Bug 213404

Summary: [WebAuthn] Provide a _WKWebAuthenticationPanelUpdatePINInvalid update to UI clients if the returned PIN from the client is not valid
Product: WebKit Reporter: Jiewen Tan <jiewen_tan>
Component: WebKit Misc.Assignee: Jiewen Tan <jiewen_tan>
Status: RESOLVED FIXED    
Severity: Normal CC: bfulgham, darin, jiewen_tan, webkit-bug-importer
Priority: P2 Keywords: InRadar
Version: WebKit Nightly Build   
Hardware: Unspecified   
OS: Unspecified   
Bug Depends on:    
Bug Blocks: 181943    
Attachments:
Description Flags
Patch
bfulgham: review+, bfulgham: commit-queue-
Patch for landing none

Description Jiewen Tan 2020-06-19 13:54:06 PDT 
Provide a _WKWebAuthenticationPanelUpdatePINInvalid update to UI clients if the returned PIN from the client is not valid.
Comment 1 Radar WebKit Bug Importer 2020-06-19 13:54:37 PDT 
<rdar://problem/64543894>
Comment 2 Jiewen Tan 2020-06-19 14:03:30 PDT 
Created attachment 402322 [details]
Patch
Comment 3 Brent Fulgham 2020-06-19 15:12:09 PDT 
Comment on attachment 402322 [details]
Patch

View in context: https://bugs.webkit.org/attachment.cgi?id=402322&action=review

> Source/WebKit/UIProcess/WebAuthentication/fido/CtapAuthenticator.cpp:277
> +    if (!pin) {

I know this works, but it's confusing. I'd prefer to see:

if (pin.isNull()) {

Also: What if the pin is an empty string? Shouldn't we hit this code too?

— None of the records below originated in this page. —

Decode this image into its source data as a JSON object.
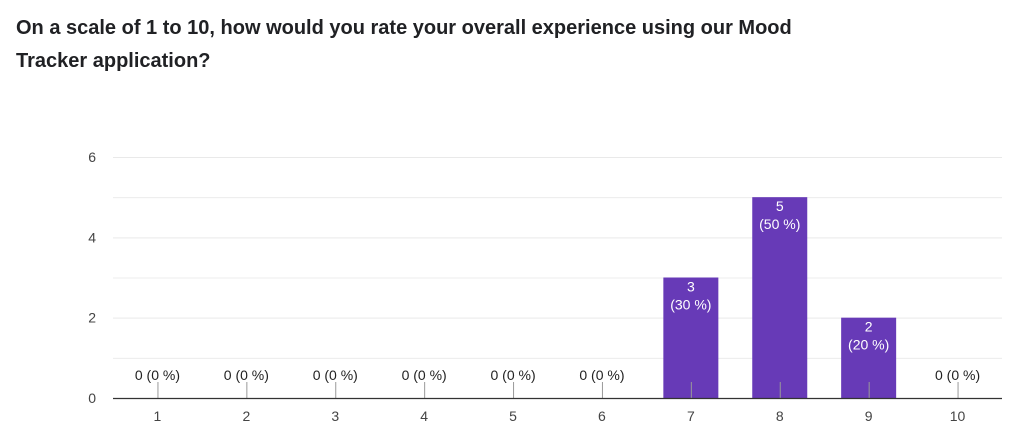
{
  "question": {
    "title": "On a scale of 1 to 10, how would you rate your overall experience using our Mood Tracker application?"
  },
  "colors": {
    "bar": "#673ab7",
    "grid": "#e9e9e9",
    "axis": "#333333",
    "bar_label": "#ffffff",
    "outside_label": "#222222",
    "tick_label": "#444444"
  },
  "chart_data": {
    "type": "bar",
    "title": "",
    "xlabel": "",
    "ylabel": "",
    "categories": [
      "1",
      "2",
      "3",
      "4",
      "5",
      "6",
      "7",
      "8",
      "9",
      "10"
    ],
    "values": [
      0,
      0,
      0,
      0,
      0,
      0,
      3,
      5,
      2,
      0
    ],
    "count_labels": [
      "0",
      "0",
      "0",
      "0",
      "0",
      "0",
      "3",
      "5",
      "2",
      "0"
    ],
    "percent_labels": [
      "(0 %)",
      "(0 %)",
      "(0 %)",
      "(0 %)",
      "(0 %)",
      "(0 %)",
      "(30 %)",
      "(50 %)",
      "(20 %)",
      "(0 %)"
    ],
    "ylim": [
      0,
      6
    ],
    "yticks": [
      0,
      2,
      4,
      6
    ],
    "grid": true,
    "legend": "none"
  }
}
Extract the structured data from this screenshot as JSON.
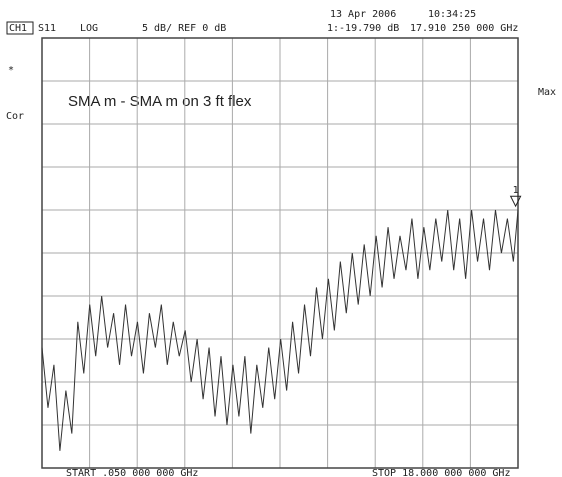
{
  "chart_data": {
    "type": "line",
    "channel": "CH1",
    "parameter": "S11",
    "format": "LOG",
    "scale_text": "5 dB/ REF 0 dB",
    "date": "13 Apr 2006",
    "time": "10:34:25",
    "marker_readout": "1:-19.790 dB",
    "marker_frequency": "17.910 250 000 GHz",
    "status_star": "*",
    "status_cor": "Cor",
    "status_max": "Max",
    "annotation": "SMA m - SMA m on 3 ft flex",
    "start_label": "START .050 000 000 GHz",
    "stop_label": "STOP 18.000 000 000 GHz",
    "marker": {
      "label": "1",
      "x": 17.91025,
      "value": -19.79
    },
    "xlim": [
      0.05,
      18
    ],
    "ylim": [
      -50,
      0
    ],
    "xticks": [
      0.05,
      1.845,
      3.64,
      5.435,
      7.23,
      9.025,
      10.82,
      12.615,
      14.41,
      16.205,
      18
    ],
    "yticks": [
      -50,
      -45,
      -40,
      -35,
      -30,
      -25,
      -20,
      -15,
      -10,
      -5,
      0
    ],
    "grid": true,
    "color": "#333333",
    "x": [
      0.05,
      0.275,
      0.5,
      0.725,
      0.95,
      1.175,
      1.4,
      1.625,
      1.85,
      2.075,
      2.3,
      2.525,
      2.75,
      2.975,
      3.2,
      3.425,
      3.65,
      3.875,
      4.1,
      4.325,
      4.55,
      4.775,
      5,
      5.225,
      5.45,
      5.675,
      5.9,
      6.125,
      6.35,
      6.575,
      6.8,
      7.025,
      7.25,
      7.475,
      7.7,
      7.925,
      8.15,
      8.375,
      8.6,
      8.825,
      9.05,
      9.275,
      9.5,
      9.725,
      9.95,
      10.175,
      10.4,
      10.625,
      10.85,
      11.075,
      11.3,
      11.525,
      11.75,
      11.975,
      12.2,
      12.425,
      12.65,
      12.875,
      13.1,
      13.325,
      13.55,
      13.775,
      14,
      14.225,
      14.45,
      14.675,
      14.9,
      15.125,
      15.35,
      15.575,
      15.8,
      16.025,
      16.25,
      16.475,
      16.7,
      16.925,
      17.15,
      17.375,
      17.6,
      17.825,
      18
    ],
    "values": [
      -36,
      -43,
      -38,
      -48,
      -41,
      -46,
      -33,
      -39,
      -31,
      -37,
      -30,
      -36,
      -32,
      -38,
      -31,
      -37,
      -33,
      -39,
      -32,
      -36,
      -31,
      -38,
      -33,
      -37,
      -34,
      -40,
      -35,
      -42,
      -36,
      -44,
      -37,
      -45,
      -38,
      -44,
      -37,
      -46,
      -38,
      -43,
      -36,
      -42,
      -35,
      -41,
      -33,
      -39,
      -31,
      -37,
      -29,
      -35,
      -28,
      -34,
      -26,
      -32,
      -25,
      -31,
      -24,
      -30,
      -23,
      -29,
      -22,
      -28,
      -23,
      -27,
      -21,
      -28,
      -22,
      -27,
      -21,
      -26,
      -20,
      -27,
      -21,
      -28,
      -20,
      -26,
      -21,
      -27,
      -20,
      -25,
      -21,
      -26,
      -20
    ]
  }
}
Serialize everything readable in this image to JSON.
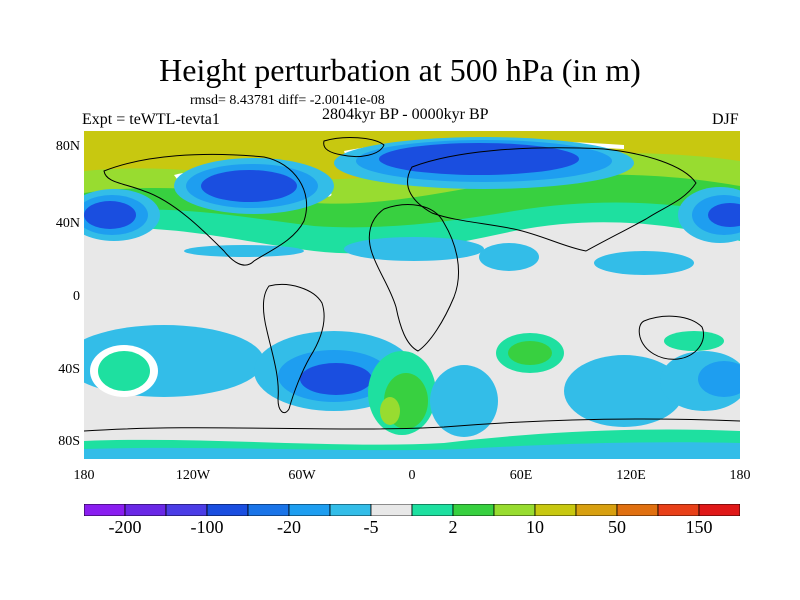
{
  "title": "Height perturbation at 500 hPa (in m)",
  "stats": "rmsd= 8.43781 diff= -2.00141e-08",
  "experiment": "Expt = teWTL-tevta1",
  "period": "2804kyr BP - 0000kyr BP",
  "season": "DJF",
  "lat_labels": [
    "80N",
    "40N",
    "0",
    "40S",
    "80S"
  ],
  "lon_labels": [
    "180",
    "120W",
    "60W",
    "0",
    "60E",
    "120E",
    "180"
  ],
  "colorbar": {
    "labels": [
      "-200",
      "-100",
      "-20",
      "-5",
      "2",
      "10",
      "50",
      "150"
    ],
    "colors": [
      "#8a1ef0",
      "#6a28e6",
      "#4b3de6",
      "#1a4ee0",
      "#1a74e8",
      "#1e9ef0",
      "#33bde8",
      "#e8e8e8",
      "#1ee0a0",
      "#38d040",
      "#98dc30",
      "#c8c810",
      "#d8a010",
      "#e07010",
      "#e84018",
      "#e01818"
    ]
  },
  "palette": {
    "blue_dark": "#1a4ee0",
    "blue_mid": "#1e9ef0",
    "cyan": "#33bde8",
    "neutral": "#e8e8e8",
    "teal": "#1ee0a0",
    "green": "#38d040",
    "lime": "#98dc30",
    "olive": "#c8c810",
    "white_band": "#ffffff"
  }
}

operator ! only checks null, which means we would pass the empty string to the late parts of this method. Maybe that's okay because it fails the 'validateAndConvertToUTF8' step?

if (pin.isNull() || pin.isEmpty()) {

> Tools/TestWebKitAPI/Tests/WebKitCocoa/_WKWebAuthenticationPanel.mm:975
> +    webAuthenticationPanelPin = "1234";

Should we have a test case where the WebKit client passed "" as the string?
Comment 4 Darin Adler 2020-06-19 15:22:52 PDT 
(In reply to Brent Fulgham from comment #3)
> if (pin.isNull() || pin.isEmpty()) {

You never need to write this. Instead:

    if (pin.isEmpty()) {
Comment 5 Jiewen Tan 2020-06-19 15:51:06 PDT 
Comment on attachment 402322 [details]
Patch

View in context: https://bugs.webkit.org/attachment.cgi?id=402322&action=review

Thanks, Brent for r+ this patch.

>> Source/WebKit/UIProcess/WebAuthentication/fido/CtapAuthenticator.cpp:277
>> +    if (!pin) {
> 
> I know this works, but it's confusing. I'd prefer to see:
> 
> if (pin.isNull()) {
> 
> Also: What if the pin is an empty string? Shouldn't we hit this code too?
> 
> operator ! only checks null, which means we would pass the empty string to the late parts of this method. Maybe that's okay because it fails the 'validateAndConvertToUTF8' step?
> 
> if (pin.isNull() || pin.isEmpty()) {

Yes, it fails validateAndConvertToUTF8 step. Therefore, it's not necessary to check anything here. Actually, I think it is better because in the current implementation of the UI, the user can submit an empty PIN code, and I don't think we will to treat it as a cancel.
Comment 6 Jiewen Tan 2020-06-19 15:52:30 PDT 
Comment on attachment 402322 [details]
Patch

View in context: https://bugs.webkit.org/attachment.cgi?id=402322&action=review

>> Tools/TestWebKitAPI/Tests/WebKitCocoa/_WKWebAuthenticationPanel.mm:975
>> +    webAuthenticationPanelPin = "1234";
> 
> Should we have a test case where the WebKit client passed "" as the string?

It has the same effect as the "123" above. So I think it's okay to not have it.
Comment 7 Jiewen Tan 2020-06-19 16:18:52 PDT 
Created attachment 402342 [details]
Patch for landing
Comment 8 Jiewen Tan 2020-06-19 16:19:01 PDT 
(In reply to Darin Adler from comment #4)
> (In reply to Brent Fulgham from comment #3)
> > if (pin.isNull() || pin.isEmpty()) {
> 
> You never need to write this. Instead:
> 
>     if (pin.isEmpty()) {

Thanks, Darin!
Comment 9 EWS 2020-06-19 16:40:08 PDT 
Committed r263296: <https://trac.webkit.org/changeset/263296>

All reviewed patches have been landed. Closing bug and clearing flags on attachment 402342 [details].